A lot of people have been wondering how China came to dominate the lithium-ion battery to electric vehicle supply chain by building capacity in metal refining.

It, in fact, goes beyond that as battery-grade chemicals production and cathode and anode making are all being controlled by the same

country, according to new data from Benchmark Mineral Intelligence.

The data demonstrate China’s share of global total production in 2019 for each stage of the battery supply chain.

Combined in the chart are the key battery raw materials of lithium, cobalt, nickel, graphite, manganese, and where they are extracted through traditional mining or brine operations, based on location.

However, the origin country of the operator is not included.

Midstream refers to refining or battery-grade chemical production from these raw materials, cathode, and anode production from these chemicals while downstream breaks down lithium-ion battery cell production.

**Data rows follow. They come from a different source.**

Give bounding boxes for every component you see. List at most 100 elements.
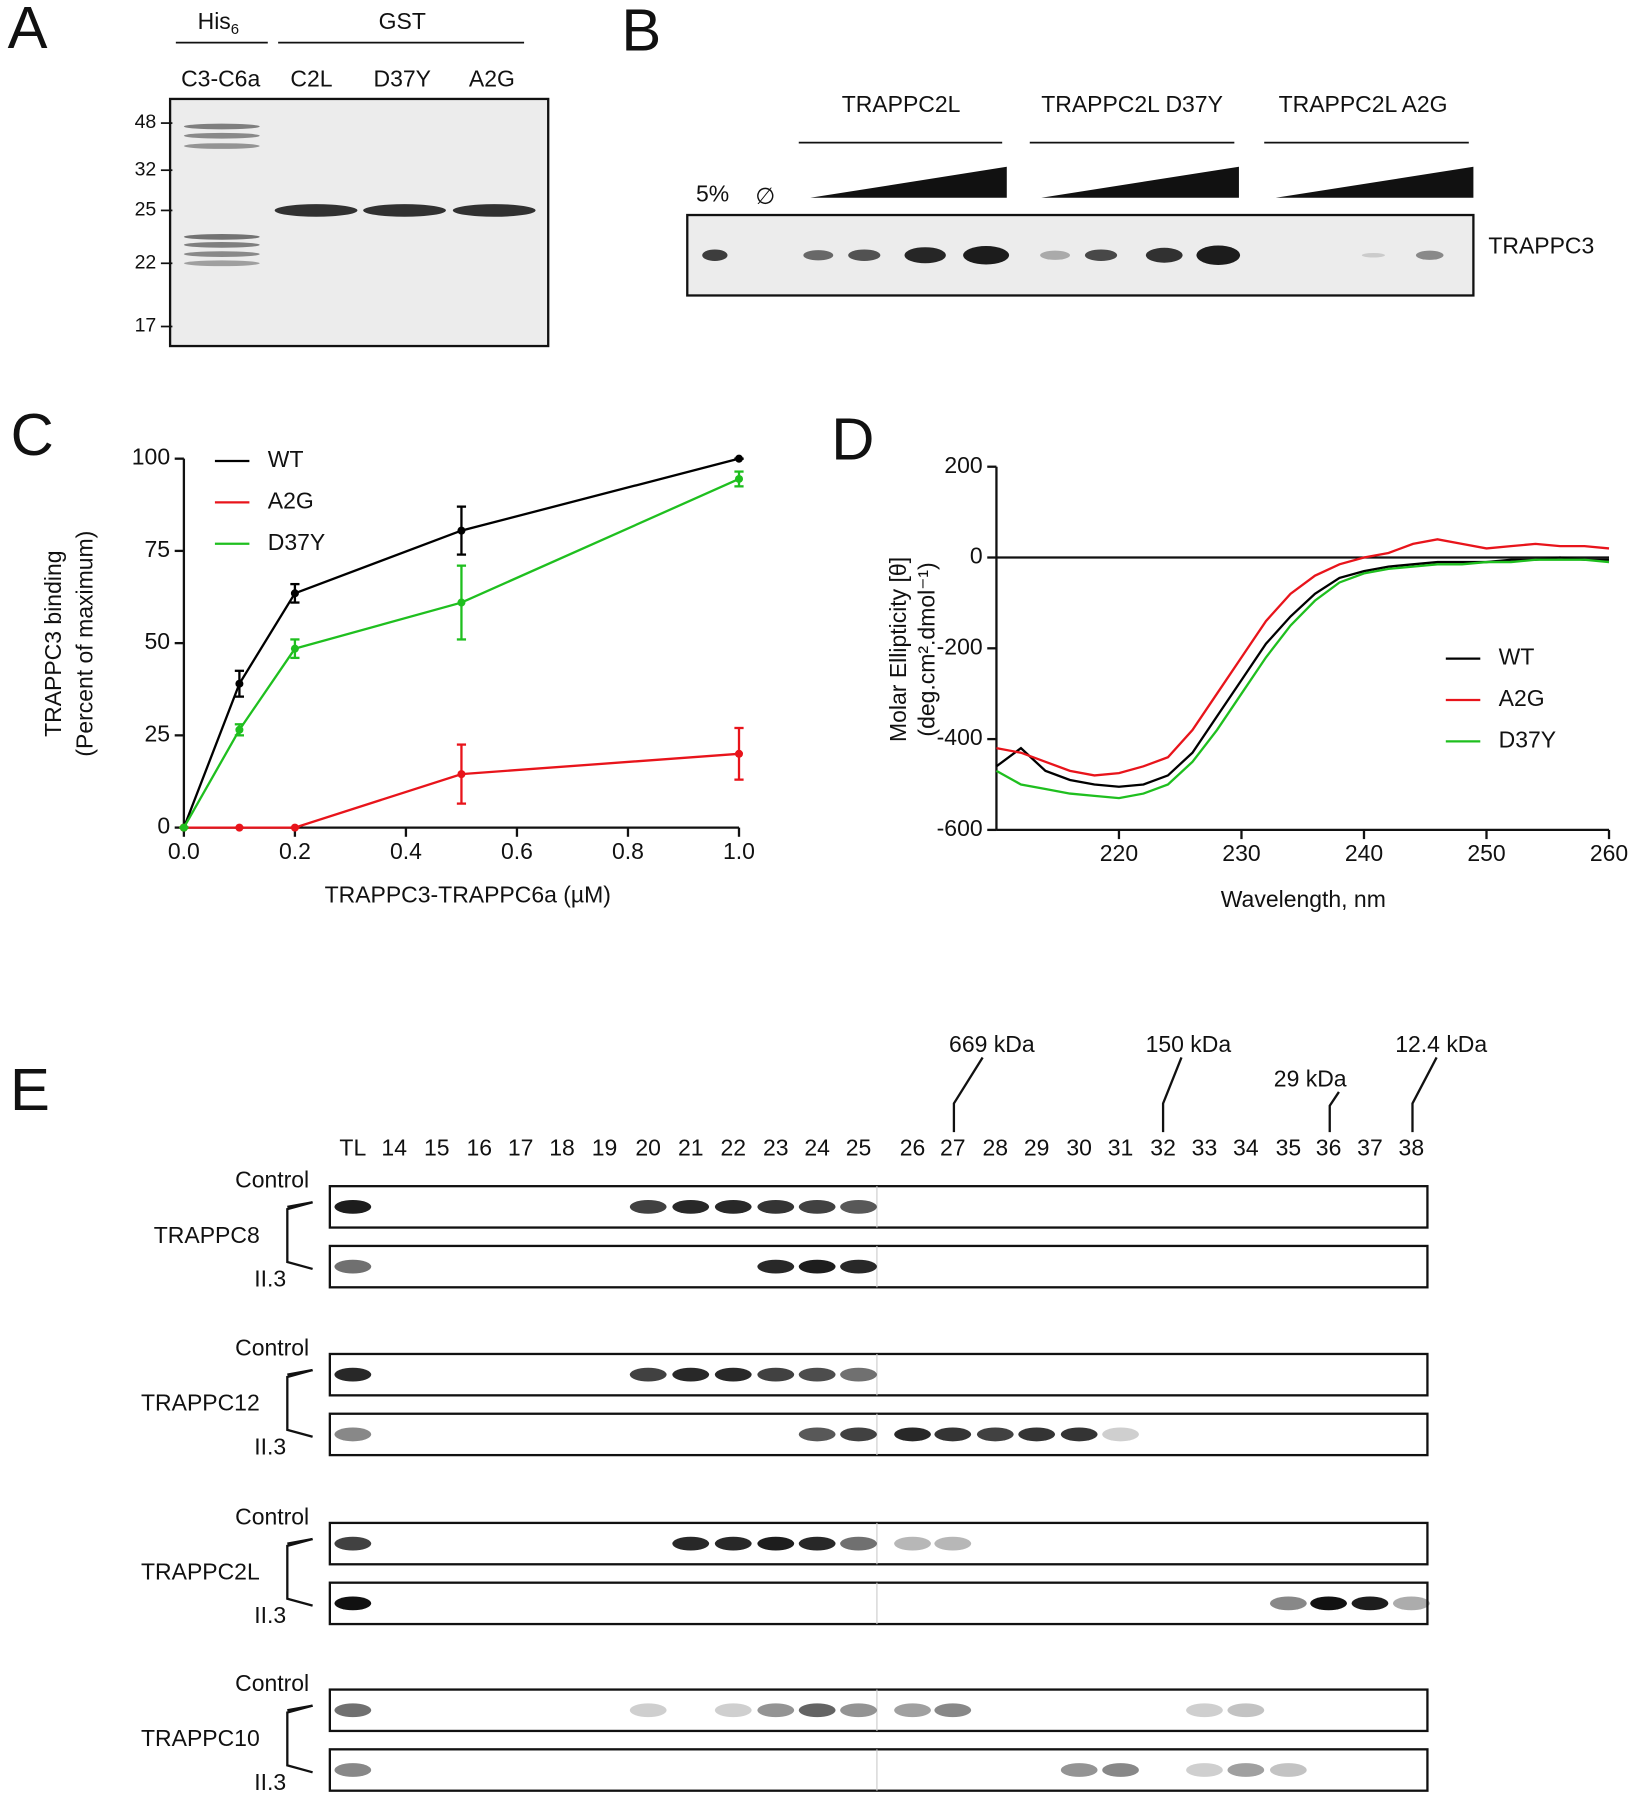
fraction-label: 22 [720, 1134, 746, 1160]
point [734, 474, 744, 483]
tag-subscript: 6 [231, 21, 239, 38]
fraction-label: 37 [1357, 1134, 1383, 1160]
marker-label: 48 [135, 111, 157, 133]
condition-label: Control [235, 1167, 309, 1193]
marker-label: 22 [135, 251, 157, 273]
band [274, 204, 358, 217]
condition-label: Control [235, 1503, 309, 1529]
band [363, 204, 446, 217]
band [183, 143, 260, 149]
band [803, 250, 834, 261]
x-tick-label: 1.0 [723, 838, 755, 864]
band [1361, 252, 1385, 258]
band [1196, 245, 1241, 266]
band [334, 1536, 372, 1551]
protein-label: TRAPPC10 [141, 1725, 260, 1751]
fraction-label: 26 [900, 1134, 926, 1160]
blot [328, 1185, 1429, 1229]
legend-label: WT [268, 446, 304, 472]
band [714, 1703, 752, 1718]
size-label: 150 kDa [1146, 1031, 1232, 1057]
band [1351, 1596, 1389, 1611]
group-label: TRAPPC2L A2G [1279, 91, 1448, 117]
gradient-wedge [1275, 166, 1474, 198]
tag-text: His [198, 8, 231, 34]
condition-label: II.3 [254, 1265, 286, 1291]
band [904, 247, 946, 264]
x-tick-label: 0.2 [279, 838, 311, 864]
band [672, 1367, 710, 1382]
lane-label: C2L [290, 66, 332, 92]
band [894, 1536, 931, 1551]
band [714, 1536, 752, 1551]
y-tick-label: 0 [157, 813, 170, 839]
band [629, 1703, 667, 1718]
point [235, 823, 244, 832]
fraction-label: 21 [678, 1134, 704, 1160]
point [457, 526, 466, 535]
band [1186, 1763, 1223, 1777]
point [179, 823, 188, 832]
tag-label: His6 [198, 8, 240, 38]
band [1060, 1427, 1098, 1442]
y-tick-label: 100 [132, 444, 170, 470]
fraction-label: 24 [804, 1134, 830, 1160]
legend-label: WT [1499, 644, 1535, 670]
band [1269, 1596, 1307, 1611]
band [1392, 1596, 1430, 1611]
band [894, 1703, 931, 1718]
point [457, 770, 466, 779]
band [183, 242, 260, 248]
blot [328, 1521, 1429, 1566]
fraction-label: 29 [1024, 1134, 1050, 1160]
fraction-label: 15 [424, 1134, 450, 1160]
y-tick-label: 0 [970, 543, 983, 569]
band [798, 1199, 836, 1214]
condition-label: Control [235, 1334, 309, 1360]
point [734, 749, 744, 758]
bracket [286, 1201, 313, 1271]
band [1227, 1763, 1265, 1777]
y-tick-label: 75 [145, 536, 171, 562]
x-tick-label: 250 [1467, 840, 1505, 866]
x-axis-title: TRAPPC3-TRAPPC6a (µM) [325, 882, 611, 908]
condition-label: Control [235, 1670, 309, 1696]
gel [168, 97, 550, 348]
size-label: 12.4 kDa [1395, 1031, 1487, 1057]
bracket [286, 1368, 313, 1438]
lane-label: A2G [469, 66, 515, 92]
fraction-label: 17 [508, 1134, 534, 1160]
band [1269, 1763, 1307, 1777]
panel-letter: D [831, 406, 874, 473]
empty-label: ∅ [755, 183, 775, 209]
point [235, 679, 244, 688]
band [1102, 1427, 1139, 1442]
x-tick-label: 0.6 [501, 838, 533, 864]
size-label: 29 kDa [1274, 1066, 1347, 1092]
band [629, 1199, 667, 1214]
x-tick-label: 240 [1345, 840, 1383, 866]
band [183, 233, 260, 240]
band [757, 1259, 795, 1274]
blot [328, 1352, 1429, 1397]
x-tick-label: 0.0 [168, 838, 200, 864]
point [457, 598, 466, 607]
band [672, 1199, 710, 1214]
band [183, 123, 260, 130]
point [290, 644, 299, 653]
band [1060, 1763, 1098, 1777]
band [934, 1536, 972, 1551]
fraction-label: 28 [983, 1134, 1009, 1160]
fraction-label: 18 [549, 1134, 575, 1160]
legend-label: A2G [268, 487, 314, 513]
fraction-label: 36 [1316, 1134, 1342, 1160]
blot-label: TRAPPC3 [1488, 232, 1594, 258]
condition-label: II.3 [254, 1602, 286, 1628]
y-tick-label: -400 [937, 724, 983, 750]
band [757, 1536, 795, 1551]
band [1102, 1763, 1139, 1777]
size-pointer [1411, 1056, 1438, 1133]
legend-label: D37Y [268, 529, 325, 555]
fraction-label: 34 [1233, 1134, 1259, 1160]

The research firm says while there is a misconception that China is a major producer of battery metals, only 23 per cent of the global supply of all battery raw materials comes from China.

But its dominance in the chemical production of battery-grade raw materials stands at 80 per cent of total global production as China has invested significantly in its lithium carbonate and hydroxide, cobalt sulphate, manganese, and uncoated spherical graphite refining.

Capacity ownership of this crucial chemical conversion refining step ensures the global raw material flows point towards China for value-added production, Benchmark says.

Meanwhile, the core building blocks of the lithium-ion battery – cathodes and anodes – are similarly dominant at a combined 66 per cent of global production in 2019.

This breaks down as 61 per cent for cathodes, but significantly higher for anodes: 86 per cent of all anodes (natural and synthetic graphite) are produced in China while 100 per cent of all natural graphite anode is made in China.

Another step down the value chain is lithium-ion battery cell manufacturing.

The rise of battery mega factories, says Benchmark, has predominantly been taking place in mainland China so it comes as little surprise that 73 per cent of output last year was within China.

Of the 136 lithium-ion battery plants in the pipeline to 2029, 101 are based in China.

Coming out of the coronavirus pandemic, China’s supply chain dominance puts it in the driver’s seat for the future of the automotive industry as EV investments scale and legacy ICE technologies falter.

The data demonstrate its dominance from last year, a picture that is set to grow in favour of China out to 2025.